La forêt sombre

Après avoir dévoré "le problème à trois corps" de Liu Cixin [1], je me suis plongée dans "La forêt sombre".


On retrouve le personnage de Ye Wenjie au début du roman. Elle rencontre Luo Ji, un ami de sa fille. Il a étudié l'astronomie et enseigne maintenant la sociologie à l'université.

Cosmosociologie 

Ye Wenjie lui suggère alors de se lancer dans des recherches en "cosmosociologie". Elle fait l'hypothèse que l'univers est peuplé d'un nombre colossal de civilisations et décrit ce concept ainsi :
"Ensemble, ces civilisations formeraient une seule et même société cosmique, une hypersociété dont la cosmosociologie aurait pour objet d'étudier les caractéristiques."
Elle dicte à Luo Ji deux axiomes :
  • La survie est la nécessité première de toute civilisation
  • Une civilisation ne cesse de croître et de s'étendre, tandis que la quantité totale de matière dans l'univers reste constante.
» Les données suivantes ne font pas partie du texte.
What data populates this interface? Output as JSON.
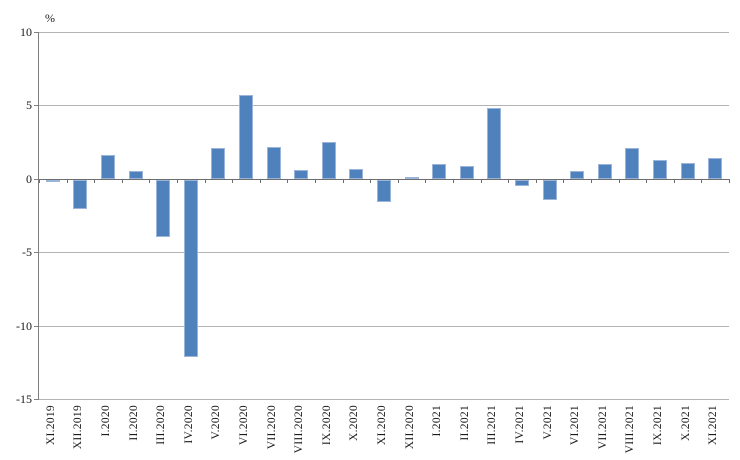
{
  "chart_data": {
    "type": "bar",
    "title": "",
    "xlabel": "",
    "ylabel": "%",
    "categories": [
      "XI.2019",
      "XII.2019",
      "I.2020",
      "II.2020",
      "III.2020",
      "IV.2020",
      "V.2020",
      "VI.2020",
      "VII.2020",
      "VIII.2020",
      "IX.2020",
      "X.2020",
      "XI.2020",
      "XII.2020",
      "I.2021",
      "II.2021",
      "III.2021",
      "IV.2021",
      "V.2021",
      "VI.2021",
      "VII.2021",
      "VIII.2021",
      "IX.2021",
      "X.2021",
      "XI.2021"
    ],
    "values": [
      -0.1,
      -2.0,
      1.6,
      0.5,
      -3.9,
      -12.1,
      2.1,
      5.7,
      2.2,
      0.6,
      2.5,
      0.7,
      -1.5,
      0.1,
      1.0,
      0.9,
      4.8,
      -0.4,
      -1.4,
      0.5,
      1.0,
      2.1,
      1.3,
      1.1,
      1.4
    ],
    "ylim": [
      -15,
      10
    ],
    "yticks": [
      10,
      5,
      0,
      -5,
      -10,
      -15
    ],
    "grid": "on",
    "legend": "none",
    "colors": {
      "bar_fill": "#4f81bd",
      "bar_border": "#9ab5d9",
      "gridline": "#b3b3b3",
      "axis": "#808080",
      "zero_line": "#6e6e6e",
      "text": "#1a1a1a"
    }
  }
}
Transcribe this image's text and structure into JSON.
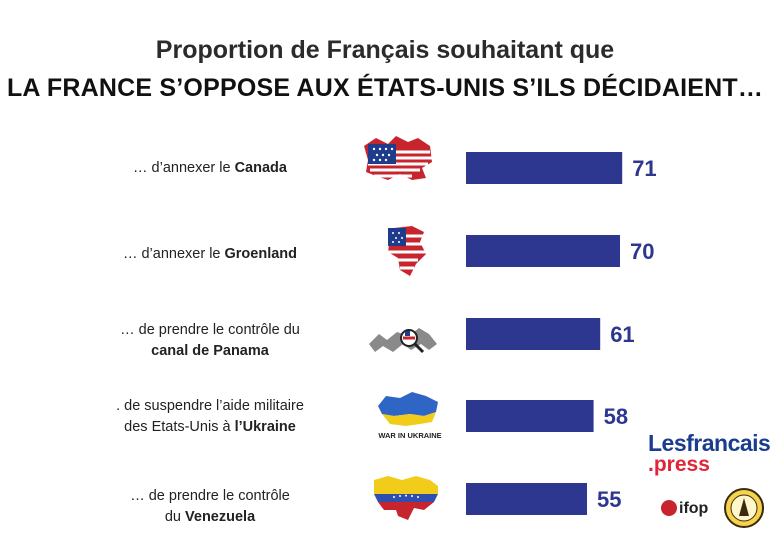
{
  "title_line1": "Proportion de Français souhaitant que",
  "title_line2": "LA FRANCE S’OPPOSE AUX ÉTATS-UNIS S’ILS DÉCIDAIENT…",
  "chart_data": {
    "type": "bar",
    "orientation": "horizontal",
    "categories": [
      "… d’annexer le Canada",
      "… d’annexer le Groenland",
      "… de prendre le contrôle du canal de Panama",
      ". de suspendre l’aide militaire des Etats-Unis à l’Ukraine",
      "… de prendre le contrôle du Venezuela"
    ],
    "values": [
      71,
      70,
      61,
      58,
      55
    ],
    "xlim": [
      0,
      100
    ],
    "grid": false,
    "legend": "none",
    "bar_color": "#2e3790"
  },
  "rows": [
    {
      "pre": "… d’annexer le ",
      "bold": "Canada",
      "line2_pre": "",
      "line2_bold": "",
      "icon": "canada-us-flag-icon",
      "value_label": "71"
    },
    {
      "pre": "… d’annexer le ",
      "bold": "Groenland",
      "line2_pre": "",
      "line2_bold": "",
      "icon": "greenland-us-flag-icon",
      "value_label": "70"
    },
    {
      "pre": "… de prendre le contrôle du",
      "bold": "",
      "line2_pre": "",
      "line2_bold": "canal de Panama",
      "icon": "panama-map-icon",
      "value_label": "61"
    },
    {
      "pre": ". de suspendre l’aide militaire",
      "bold": "",
      "line2_pre": "des Etats-Unis à ",
      "line2_bold": "l’Ukraine",
      "icon": "ukraine-war-icon",
      "value_label": "58"
    },
    {
      "pre": "… de prendre le contrôle",
      "bold": "",
      "line2_pre": "du ",
      "line2_bold": "Venezuela",
      "icon": "venezuela-flag-icon",
      "value_label": "55"
    }
  ],
  "ukraine_icon_text": "WAR IN UKRAINE",
  "brand": {
    "line1": "Lesfrancais",
    "line2": ".press"
  },
  "ifop_logo_text": "ifop"
}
Ces deux axiomes vont être exploités dans les 649 pages du roman et aboutir à la résolution du paradoxe de Fermi. Même si l'intrigue est moins prenante que pour le premier volume, même si l'ambiance est très noire dans une atmosphère apocalyptique, la lecture en vaut donc la peine. La démonstration de la solution est brillante.
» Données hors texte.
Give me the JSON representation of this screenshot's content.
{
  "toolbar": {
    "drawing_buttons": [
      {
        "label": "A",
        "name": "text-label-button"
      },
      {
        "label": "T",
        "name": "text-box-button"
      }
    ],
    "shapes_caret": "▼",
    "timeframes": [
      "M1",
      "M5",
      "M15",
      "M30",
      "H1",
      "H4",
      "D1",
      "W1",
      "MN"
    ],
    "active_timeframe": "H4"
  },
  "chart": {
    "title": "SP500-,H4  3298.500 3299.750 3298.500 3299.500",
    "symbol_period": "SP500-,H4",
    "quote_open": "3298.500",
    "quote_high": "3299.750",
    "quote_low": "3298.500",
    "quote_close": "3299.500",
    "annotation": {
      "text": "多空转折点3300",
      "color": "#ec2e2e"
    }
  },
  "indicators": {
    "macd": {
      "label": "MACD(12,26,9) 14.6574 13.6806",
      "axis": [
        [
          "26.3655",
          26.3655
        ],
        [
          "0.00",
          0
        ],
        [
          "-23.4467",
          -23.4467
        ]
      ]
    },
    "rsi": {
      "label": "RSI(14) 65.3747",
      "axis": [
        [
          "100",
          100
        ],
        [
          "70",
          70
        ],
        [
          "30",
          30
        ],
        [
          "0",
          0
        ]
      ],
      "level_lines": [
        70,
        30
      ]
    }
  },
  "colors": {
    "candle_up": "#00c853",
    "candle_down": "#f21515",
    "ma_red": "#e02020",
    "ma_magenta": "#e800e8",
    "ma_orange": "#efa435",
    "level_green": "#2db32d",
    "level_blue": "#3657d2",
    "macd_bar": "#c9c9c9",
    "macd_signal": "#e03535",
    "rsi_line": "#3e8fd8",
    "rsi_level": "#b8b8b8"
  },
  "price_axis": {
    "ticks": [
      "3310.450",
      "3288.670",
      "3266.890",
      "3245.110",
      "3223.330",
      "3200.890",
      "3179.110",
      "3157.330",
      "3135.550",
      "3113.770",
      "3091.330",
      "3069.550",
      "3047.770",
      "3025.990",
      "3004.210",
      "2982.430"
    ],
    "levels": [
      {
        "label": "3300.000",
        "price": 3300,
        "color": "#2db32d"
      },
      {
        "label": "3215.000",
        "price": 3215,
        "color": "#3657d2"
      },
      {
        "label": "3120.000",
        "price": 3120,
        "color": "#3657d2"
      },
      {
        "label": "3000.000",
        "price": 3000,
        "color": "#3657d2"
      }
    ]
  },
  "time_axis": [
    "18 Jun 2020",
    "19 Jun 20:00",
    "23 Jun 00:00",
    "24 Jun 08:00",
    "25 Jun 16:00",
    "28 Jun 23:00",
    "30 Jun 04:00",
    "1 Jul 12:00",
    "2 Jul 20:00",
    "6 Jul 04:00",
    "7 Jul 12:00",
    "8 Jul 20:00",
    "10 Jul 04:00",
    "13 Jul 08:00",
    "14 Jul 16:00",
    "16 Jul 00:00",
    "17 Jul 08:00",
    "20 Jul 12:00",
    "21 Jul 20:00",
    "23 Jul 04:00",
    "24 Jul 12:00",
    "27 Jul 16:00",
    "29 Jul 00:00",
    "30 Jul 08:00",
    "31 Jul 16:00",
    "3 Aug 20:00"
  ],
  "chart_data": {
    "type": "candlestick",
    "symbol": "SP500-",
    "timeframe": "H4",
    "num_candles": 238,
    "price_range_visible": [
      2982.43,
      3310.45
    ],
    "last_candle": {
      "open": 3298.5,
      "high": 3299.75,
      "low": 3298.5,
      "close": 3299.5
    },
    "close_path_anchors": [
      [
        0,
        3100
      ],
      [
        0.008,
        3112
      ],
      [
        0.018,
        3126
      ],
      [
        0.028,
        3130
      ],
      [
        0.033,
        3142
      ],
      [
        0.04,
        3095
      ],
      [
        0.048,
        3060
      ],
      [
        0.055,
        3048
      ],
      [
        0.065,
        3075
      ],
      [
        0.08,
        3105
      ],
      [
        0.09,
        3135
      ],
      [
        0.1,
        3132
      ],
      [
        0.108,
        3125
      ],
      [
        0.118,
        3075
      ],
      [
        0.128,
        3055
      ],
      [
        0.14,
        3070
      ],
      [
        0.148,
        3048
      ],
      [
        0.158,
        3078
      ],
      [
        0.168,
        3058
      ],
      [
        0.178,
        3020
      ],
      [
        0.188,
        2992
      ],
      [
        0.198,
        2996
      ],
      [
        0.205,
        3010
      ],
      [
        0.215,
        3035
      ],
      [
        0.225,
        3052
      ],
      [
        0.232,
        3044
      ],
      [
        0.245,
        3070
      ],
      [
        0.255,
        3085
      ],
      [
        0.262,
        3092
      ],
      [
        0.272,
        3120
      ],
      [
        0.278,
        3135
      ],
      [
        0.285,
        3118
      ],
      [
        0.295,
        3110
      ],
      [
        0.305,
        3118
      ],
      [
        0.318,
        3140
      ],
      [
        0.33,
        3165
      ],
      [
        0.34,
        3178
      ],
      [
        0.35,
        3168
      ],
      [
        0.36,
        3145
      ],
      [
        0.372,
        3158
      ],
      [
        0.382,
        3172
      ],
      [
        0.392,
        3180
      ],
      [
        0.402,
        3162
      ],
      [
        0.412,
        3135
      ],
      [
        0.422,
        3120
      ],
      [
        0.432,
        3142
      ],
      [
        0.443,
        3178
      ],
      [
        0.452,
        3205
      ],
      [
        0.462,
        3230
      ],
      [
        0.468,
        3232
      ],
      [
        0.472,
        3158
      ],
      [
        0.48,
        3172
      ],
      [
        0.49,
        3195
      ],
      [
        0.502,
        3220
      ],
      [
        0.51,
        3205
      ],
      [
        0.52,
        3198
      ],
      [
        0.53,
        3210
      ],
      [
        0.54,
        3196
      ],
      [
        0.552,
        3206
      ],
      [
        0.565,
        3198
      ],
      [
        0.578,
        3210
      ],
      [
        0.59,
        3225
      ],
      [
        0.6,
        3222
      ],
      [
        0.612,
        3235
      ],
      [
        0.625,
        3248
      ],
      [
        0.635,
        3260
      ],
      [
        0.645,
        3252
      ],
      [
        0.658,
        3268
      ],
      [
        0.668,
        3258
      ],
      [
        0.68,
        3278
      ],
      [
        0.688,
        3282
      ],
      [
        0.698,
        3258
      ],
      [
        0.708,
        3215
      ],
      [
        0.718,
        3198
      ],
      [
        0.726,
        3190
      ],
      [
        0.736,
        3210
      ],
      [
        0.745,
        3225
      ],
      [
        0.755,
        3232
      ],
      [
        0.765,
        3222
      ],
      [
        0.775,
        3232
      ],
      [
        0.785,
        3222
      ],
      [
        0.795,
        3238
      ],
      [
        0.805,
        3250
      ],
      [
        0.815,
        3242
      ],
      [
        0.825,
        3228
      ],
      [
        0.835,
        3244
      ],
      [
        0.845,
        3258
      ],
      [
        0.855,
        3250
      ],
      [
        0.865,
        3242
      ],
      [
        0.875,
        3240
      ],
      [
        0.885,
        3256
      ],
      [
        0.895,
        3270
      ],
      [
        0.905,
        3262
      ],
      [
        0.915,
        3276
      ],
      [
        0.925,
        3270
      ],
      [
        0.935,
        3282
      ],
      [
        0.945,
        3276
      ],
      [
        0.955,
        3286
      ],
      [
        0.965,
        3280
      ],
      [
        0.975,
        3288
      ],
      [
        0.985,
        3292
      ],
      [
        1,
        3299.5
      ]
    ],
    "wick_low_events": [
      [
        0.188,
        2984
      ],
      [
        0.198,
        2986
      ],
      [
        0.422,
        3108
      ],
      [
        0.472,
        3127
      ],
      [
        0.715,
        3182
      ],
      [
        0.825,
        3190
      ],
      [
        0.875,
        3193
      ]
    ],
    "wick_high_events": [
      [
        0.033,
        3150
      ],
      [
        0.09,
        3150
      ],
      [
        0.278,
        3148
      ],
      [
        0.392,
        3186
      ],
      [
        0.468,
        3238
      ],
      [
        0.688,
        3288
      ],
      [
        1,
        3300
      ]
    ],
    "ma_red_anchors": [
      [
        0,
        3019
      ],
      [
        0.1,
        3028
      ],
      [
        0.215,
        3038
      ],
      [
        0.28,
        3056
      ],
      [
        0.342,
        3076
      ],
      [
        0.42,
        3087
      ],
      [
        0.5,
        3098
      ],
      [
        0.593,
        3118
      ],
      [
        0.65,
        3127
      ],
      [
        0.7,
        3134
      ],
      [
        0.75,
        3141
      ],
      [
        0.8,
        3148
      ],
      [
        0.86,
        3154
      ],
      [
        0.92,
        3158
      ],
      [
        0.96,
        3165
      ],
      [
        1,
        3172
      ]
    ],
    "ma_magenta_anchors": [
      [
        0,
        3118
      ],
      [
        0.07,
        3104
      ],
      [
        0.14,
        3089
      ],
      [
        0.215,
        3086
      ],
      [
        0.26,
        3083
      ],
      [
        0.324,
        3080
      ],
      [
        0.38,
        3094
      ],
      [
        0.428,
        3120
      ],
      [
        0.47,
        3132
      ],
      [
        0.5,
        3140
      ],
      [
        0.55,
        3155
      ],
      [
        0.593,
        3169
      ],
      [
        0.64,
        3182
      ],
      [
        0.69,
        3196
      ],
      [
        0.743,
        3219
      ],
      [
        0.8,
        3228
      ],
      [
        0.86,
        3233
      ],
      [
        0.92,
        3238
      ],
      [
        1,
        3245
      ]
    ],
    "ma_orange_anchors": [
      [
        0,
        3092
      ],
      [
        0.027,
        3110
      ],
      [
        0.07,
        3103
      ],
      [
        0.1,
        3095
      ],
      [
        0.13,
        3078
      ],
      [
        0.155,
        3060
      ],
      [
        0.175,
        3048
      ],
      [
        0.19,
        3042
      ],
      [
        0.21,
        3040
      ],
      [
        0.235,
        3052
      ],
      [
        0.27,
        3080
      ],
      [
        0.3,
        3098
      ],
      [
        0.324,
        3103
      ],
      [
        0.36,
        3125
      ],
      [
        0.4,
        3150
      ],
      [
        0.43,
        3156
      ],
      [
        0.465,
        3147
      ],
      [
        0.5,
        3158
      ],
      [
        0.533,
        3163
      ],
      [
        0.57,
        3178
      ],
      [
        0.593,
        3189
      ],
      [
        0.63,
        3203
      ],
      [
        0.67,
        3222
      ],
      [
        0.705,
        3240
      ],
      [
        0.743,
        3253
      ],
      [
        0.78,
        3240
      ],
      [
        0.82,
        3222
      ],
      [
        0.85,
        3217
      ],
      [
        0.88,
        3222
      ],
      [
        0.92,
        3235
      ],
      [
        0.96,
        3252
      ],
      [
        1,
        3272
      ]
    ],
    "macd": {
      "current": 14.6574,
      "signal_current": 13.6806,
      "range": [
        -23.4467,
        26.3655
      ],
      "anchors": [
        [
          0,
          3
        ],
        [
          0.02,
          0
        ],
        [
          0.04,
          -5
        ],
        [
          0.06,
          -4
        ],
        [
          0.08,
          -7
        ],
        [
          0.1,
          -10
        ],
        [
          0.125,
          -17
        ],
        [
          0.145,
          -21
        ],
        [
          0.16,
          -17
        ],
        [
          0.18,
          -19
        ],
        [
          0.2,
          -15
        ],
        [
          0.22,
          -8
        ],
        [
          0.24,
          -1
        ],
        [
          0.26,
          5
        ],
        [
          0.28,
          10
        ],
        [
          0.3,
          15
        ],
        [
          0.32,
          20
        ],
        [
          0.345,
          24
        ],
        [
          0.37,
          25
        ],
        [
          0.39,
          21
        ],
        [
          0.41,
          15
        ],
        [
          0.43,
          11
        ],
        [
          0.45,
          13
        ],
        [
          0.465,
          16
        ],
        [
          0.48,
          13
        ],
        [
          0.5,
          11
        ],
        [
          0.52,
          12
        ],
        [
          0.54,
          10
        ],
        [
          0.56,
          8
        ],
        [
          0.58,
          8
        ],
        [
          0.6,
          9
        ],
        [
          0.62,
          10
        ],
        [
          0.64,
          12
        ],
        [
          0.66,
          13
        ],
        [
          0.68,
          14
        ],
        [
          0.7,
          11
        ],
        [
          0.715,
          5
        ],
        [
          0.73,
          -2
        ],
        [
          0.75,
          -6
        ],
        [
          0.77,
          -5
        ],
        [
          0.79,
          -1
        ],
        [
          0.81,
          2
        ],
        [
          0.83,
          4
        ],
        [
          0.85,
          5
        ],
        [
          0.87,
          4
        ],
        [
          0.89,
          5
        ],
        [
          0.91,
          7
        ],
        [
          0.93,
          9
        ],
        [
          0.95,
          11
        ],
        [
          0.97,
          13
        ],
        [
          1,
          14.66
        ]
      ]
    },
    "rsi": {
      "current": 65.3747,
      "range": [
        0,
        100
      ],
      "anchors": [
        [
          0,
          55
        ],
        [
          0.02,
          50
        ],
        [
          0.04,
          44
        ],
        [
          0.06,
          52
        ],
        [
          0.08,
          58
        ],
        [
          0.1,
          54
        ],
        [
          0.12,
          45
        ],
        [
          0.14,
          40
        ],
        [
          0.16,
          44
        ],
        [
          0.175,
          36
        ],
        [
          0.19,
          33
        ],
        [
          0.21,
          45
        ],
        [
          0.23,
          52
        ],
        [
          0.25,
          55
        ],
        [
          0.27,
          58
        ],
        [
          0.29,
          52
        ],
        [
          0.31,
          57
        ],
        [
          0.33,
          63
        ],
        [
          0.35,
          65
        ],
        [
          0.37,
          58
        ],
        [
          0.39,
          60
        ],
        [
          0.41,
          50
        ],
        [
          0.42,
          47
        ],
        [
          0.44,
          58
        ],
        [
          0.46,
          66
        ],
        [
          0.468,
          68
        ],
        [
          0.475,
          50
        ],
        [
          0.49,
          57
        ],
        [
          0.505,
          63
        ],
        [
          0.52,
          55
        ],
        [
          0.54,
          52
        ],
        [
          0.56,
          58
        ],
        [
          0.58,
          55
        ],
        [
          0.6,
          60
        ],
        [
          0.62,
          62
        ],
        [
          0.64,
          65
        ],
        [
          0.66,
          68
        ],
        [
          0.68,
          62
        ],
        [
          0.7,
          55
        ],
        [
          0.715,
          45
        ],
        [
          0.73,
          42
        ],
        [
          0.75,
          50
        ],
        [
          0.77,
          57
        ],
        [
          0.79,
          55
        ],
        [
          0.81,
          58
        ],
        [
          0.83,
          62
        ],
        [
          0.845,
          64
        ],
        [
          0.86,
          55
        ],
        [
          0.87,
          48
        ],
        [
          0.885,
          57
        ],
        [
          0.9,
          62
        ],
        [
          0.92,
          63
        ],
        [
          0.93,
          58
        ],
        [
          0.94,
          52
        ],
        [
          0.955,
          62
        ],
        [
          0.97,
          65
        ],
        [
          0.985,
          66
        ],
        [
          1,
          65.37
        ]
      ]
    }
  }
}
Qu'est-ce que le paradoxe de Fermi ? 

Ce paradoxe est né d'une caricature d'Alan Dunn dans le New Yorker, le 20 mai 1950, suite à de mystérieuses disparitions de poubelles dans la ville de New York.


Au laboratoire de Los Alamos, Enrico Fermi, se rendait à la cantine avec deux éminents collègues physiciens  Edward Teller et Herbert York quand Emil Konopinski leur montra le dessin. Fermi demanda à Teller quelle était selon lui, la probabilité d'avoir des preuves de voyage supraluminique d'ici 1960. Teller répondit 1 sur 1 million. Fermi pensait que c'était plutôt 1/10. [2]

Au milieu du repas, Fermi s'écria "Where is everybody?". Ses collègues comprirent qu'il faisait allusion aux extraterrestres.

Son raisonnement est le suivant. S'il y a une autre civilisation dans la galaxie, et qu'elle se déplace à 1% de la vitesse de la lumière, en 500 ans, elle atteint les étoiles proches. Elle y reste 500 ans et repart... En 20 millions d'années, elle a colonisé toute la voie lactée. Par conséquent, elle devrait être là ! [3]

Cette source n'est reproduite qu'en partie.